Hoje assinalo um regresso feliz, por diferentes razões, a este espaço de opinião. A pausa significou um afastamento temporário, já habitual, na relação estreita que existe entre mim e os seguidores dos artigos. O essencial que tem norteado a minha escrita mantém-se, sempre com o SC Braga em primeiro plano.
A época atual já vai longa e ainda agora começou, porque o calendário em Braga volta a ser apertado na presente temporada, como resultado de mais um apuramento europeu conseguido, desta vez para a fase de liga da UEFA Conference League. É a estreia dos Gverreiros do Minho nesta fase da competição, onde o seu estatuto os coloca com a obrigação de procurar o apuramento direto para a fase a eliminar. Contudo, convém sublinhar que os estatutos não jogam, nem ganham, mas ajudam a criar uma visão diferente sobre o SC Braga vinda de fora. Agora já não se ignora a presença bracarense nas diferentes competições.
O calendário denso obriga a um plantel com qualidade e quantidade suficientes, de modo a permitir ao Mister Carlos Vicens uma gestão cuidada dos seus atletas.
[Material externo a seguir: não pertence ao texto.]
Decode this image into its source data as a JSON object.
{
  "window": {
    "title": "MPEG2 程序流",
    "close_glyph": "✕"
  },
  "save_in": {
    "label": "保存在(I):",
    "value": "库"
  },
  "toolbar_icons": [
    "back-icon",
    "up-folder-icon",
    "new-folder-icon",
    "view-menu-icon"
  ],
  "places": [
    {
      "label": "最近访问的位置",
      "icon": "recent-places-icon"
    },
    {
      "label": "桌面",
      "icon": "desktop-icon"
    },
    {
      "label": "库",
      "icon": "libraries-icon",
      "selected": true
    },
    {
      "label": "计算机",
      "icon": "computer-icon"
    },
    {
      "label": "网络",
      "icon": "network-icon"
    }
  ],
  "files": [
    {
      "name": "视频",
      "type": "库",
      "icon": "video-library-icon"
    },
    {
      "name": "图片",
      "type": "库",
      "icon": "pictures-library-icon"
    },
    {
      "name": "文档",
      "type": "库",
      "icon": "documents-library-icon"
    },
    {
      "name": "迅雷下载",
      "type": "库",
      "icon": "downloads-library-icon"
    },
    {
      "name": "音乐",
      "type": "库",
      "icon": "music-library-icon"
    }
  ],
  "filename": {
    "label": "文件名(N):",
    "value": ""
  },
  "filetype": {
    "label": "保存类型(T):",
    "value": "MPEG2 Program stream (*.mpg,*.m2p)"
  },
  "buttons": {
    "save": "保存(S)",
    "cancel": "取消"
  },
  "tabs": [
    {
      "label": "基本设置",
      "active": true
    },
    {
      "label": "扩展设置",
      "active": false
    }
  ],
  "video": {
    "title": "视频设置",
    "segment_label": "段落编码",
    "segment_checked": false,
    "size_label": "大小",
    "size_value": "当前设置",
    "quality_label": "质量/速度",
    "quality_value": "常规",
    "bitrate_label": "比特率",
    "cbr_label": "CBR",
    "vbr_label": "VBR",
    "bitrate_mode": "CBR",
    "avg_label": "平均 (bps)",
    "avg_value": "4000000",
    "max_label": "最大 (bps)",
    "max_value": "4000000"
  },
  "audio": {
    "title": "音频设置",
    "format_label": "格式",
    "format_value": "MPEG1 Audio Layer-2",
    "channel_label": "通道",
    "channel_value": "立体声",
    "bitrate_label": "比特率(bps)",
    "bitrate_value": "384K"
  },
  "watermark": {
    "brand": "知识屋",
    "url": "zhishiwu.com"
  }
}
O apuramento na UEFA Conference League foi conseguido após a superação consecutiva de FK Železničar Pančevo, da Sérvia, Dínamo de Minsk, da Bielorrússia, e Áustria de Viena, obviamente da Áustria. O primeiro objetivo da época, de apuramento para a fase de liga, foi atingido com um total de oito golos marcados, que nem parece excessivo para os seis jogos realizados, e zero golos sofridos, número que parece demonstrar uma solidez defensiva baseada em processos trabalhados pelo grupo bracarense.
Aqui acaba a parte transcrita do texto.